With McCall back for his sixth season with the Buckeyes this fall, Ohio State has the option to give him one more shot, in hopes that his playmaking ability can finally shine on special teams – while outweighing his troubles in fielding those kicks and punts. From what media has seen, though, it seems that he’ll likely be remaining as the kickoff specialist, with freshmen Emeka Egbuka, Evan Pryor and TreVeyon Henderson fielding punts during a brief media practice availability earlier this month. All three certainly look like solid options, but Henderson is the fastest of the bunch and could provide the spark that Ohio State needs to finally kick its return game into a higher gear.
4. Is Parker Fleming the guy for this job?

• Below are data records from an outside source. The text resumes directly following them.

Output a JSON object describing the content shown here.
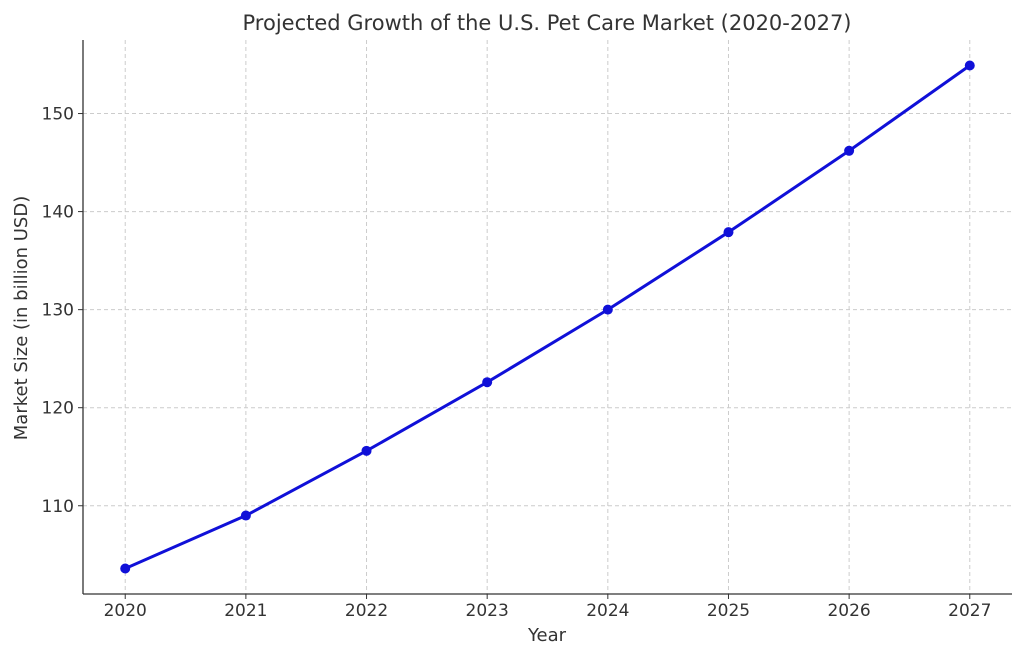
{
  "chart_data": {
    "type": "line",
    "title": "Projected Growth of the U.S. Pet Care Market (2020-2027)",
    "xlabel": "Year",
    "ylabel": "Market Size (in billion USD)",
    "x": [
      2020,
      2021,
      2022,
      2023,
      2024,
      2025,
      2026,
      2027
    ],
    "series": [
      {
        "values": [
          103.6,
          109.0,
          115.6,
          122.6,
          130.0,
          137.9,
          146.2,
          154.9
        ],
        "color": "#1010d8"
      }
    ],
    "x_ticks": [
      "2020",
      "2021",
      "2022",
      "2023",
      "2024",
      "2025",
      "2026",
      "2027"
    ],
    "y_ticks": [
      110,
      120,
      130,
      140,
      150
    ],
    "ylim": [
      101.0,
      157.5
    ],
    "xlim": [
      2019.65,
      2027.35
    ],
    "grid": true,
    "marker": "circle"
  }
}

This is more esoteric than the other questions but equally pressing, as is always the case with a position coach. This is Fleming’s first full-time job in college football exclusively as a special teams coach after two years as a quality control coach for the Buckeyes in the specialists’ room. He’s been a full-time assistant before, serving as a co-offensive coordinator and quarterbacks coach at Texas State – a job he was promoted to after working as Texas State’s wide receivers and special teams coach the year prior.
Beyond that, though, the resume is sparse. He’s spent nearly as much time as an Ohio State quality control coach as he has coaching anywhere else at the collegiate level, and his experience with special teams is almost exclusively limited to his time in Columbus, which he openly admitted during his first meeting with Columbus media.
It’s obvious that head coach Ryan Day likes him, promoting him to his current role after moving former coordinator Matt Barnes into the secondary coach job, but it’s hard to put together an especially compelling case for his qualification beyond Day’s evaluation on him. The Buckeye head coach hasn’t frequently missed on hires yet, so perhaps that’s more than enough, but this special teams set-up – replacing two vets – would be a difficult task for an experienced coordinator. Can a brand new one navigate this choppy terrain for a program with very little patience for unforced errors?